The annual awards, announced at the ABARES Outlook conference dinner in March, recognise “big ideas from young rural innovators”.
Acting Prime Minister and Minister for Agriculture and Water Resources Barnaby Joyce said he’d been impressed by the diversity of the winning projects, which ranged from investigating magnesium supplementation as a means of increasing growth rates in cattle to exploring the use of the biogas from pig manure as fuel for farm vehicles.
This year, top gong went to Dr Emily Remnant, originally from Wangaratta, Victoria, who received the prestigious Minister for Agriculture and Water Resources Award and a total of $22,000 in funding for her project ‘Can we immunise honey bees against virulent viruses?’
“As colony collapses are devastating honeybee populations in other parts of the world, Emily’s research couldn’t come at a more important time to protect populations here in Australia,” Minister Anne Ruston said on presenting the Award.
“This ground-breaking research is vital to our horticulture industries that rely on bee colonies for pollination. Conservative estimates put the value of pollination for Australia's fruit, vegetable and seed production at four to six billion dollars.”
According to Dr Remnant, symbiotic bacteria Wolbachia Pipientis has already been shown to grant resistance against viruses to flies and stop mosquitoes from transmitting dengue fever.
“This bacteria helps other insects fighting viruses but it hasn't been examined in honeybees yet. So I'll test the bacteria in bees and see if it helps them survive damaging viruses,” Dr Remnant told guests at the ABARES Outlook dinner.
“It is innovative because it’s using a natural chemical to prevent the viruses themselves,” she said.
2017’s Industry Award-winners
- Clare Anstead, recipient of the Australian Wool Innovation Award;
- Caitlin Byrt, recipient of the Grains Research and Development Corporation Award;
- Alison Carey, recipient of the Dairy Australia Award;
- Benjamin Holman, recipient of the Australian Meat Processor Corporation Award;
- Priscilla Johnston, recipient of the Cotton Research and Development Corporation Award;
- Natoiya Lloyd, recipient of the Wine Australia Award;
- Kate Loudon, recipient of the Meat & Livestock Australia Award;
- Kym Patison, recipient of the CSIRO Health and Biosecurity Award;
- Kevin Rassool, recipient of the Fisheries Research and Development Corporation Award;
- Emily Remnant, recipient of the Rural Industries Research and Development Corporation Award; and
- Stephan Tait, recipient of the Australian Pork Limited Award.
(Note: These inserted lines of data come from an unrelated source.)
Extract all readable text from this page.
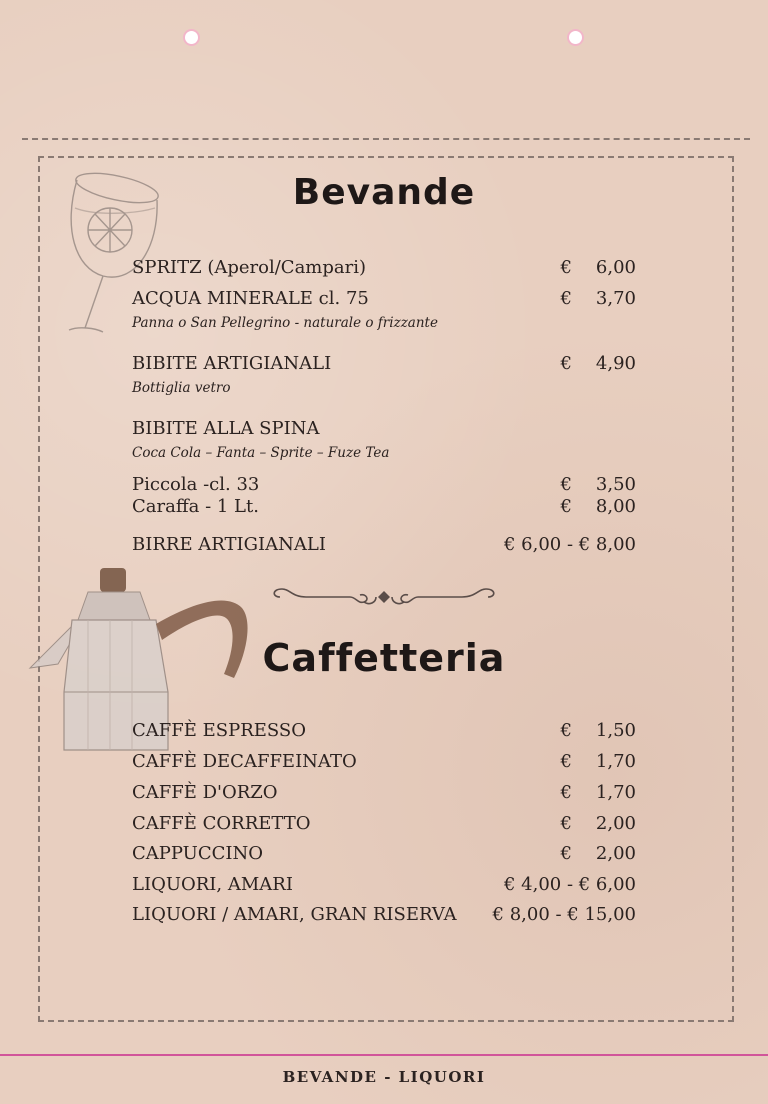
Bevande
SPRITZ (Aperol/Campari)	€ 6,00
ACQUA MINERALE cl. 75	€ 3,70
Panna o San Pellegrino - naturale o frizzante
BIBITE ARTIGIANALI	€ 4,90
Bottiglia vetro
BIBITE ALLA SPINA
Coca Cola – Fanta – Sprite – Fuze Tea
Piccola -cl. 33	€ 3,50
Caraffa - 1 Lt.	€ 8,00
BIRRE ARTIGIANALI	€ 6,00 - € 8,00
Caffetteria
CAFFÈ ESPRESSO	€ 1,50
CAFFÈ DECAFFEINATO	€ 1,70
CAFFÈ D'ORZO	€ 1,70
CAFFÈ CORRETTO	€ 2,00
CAPPUCCINO	€ 2,00
LIQUORI, AMARI	€ 4,00 - € 6,00
LIQUORI / AMARI, GRAN RISERVA € 8,00 - € 15,00
BEVANDE - LIQUORI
Read about the National Science and Innovation Award winners’ projects.
Each Science and Innovation Award winner is granted $11,000 in funding over 12 months to undertake a project of their choice pertaining to an emerging scientific issue or innovative activity. The recipient of the Minister’s Award receives an additional $11,000 to undertake an extended research project.
“The annual awards and grant program is designed to support and celebrate young people working or studying in an agriculture, fisheries or forestry-related industry, to encourage industry innovation, and to help advance the careers of future agriculture leaders,” said Minister Joyce.
Already, the Science and Innovation Awards have helped more than 210 young Australians turn their ag-related ideas into realities, showcasing their talents and ingenuity to Australia and the world.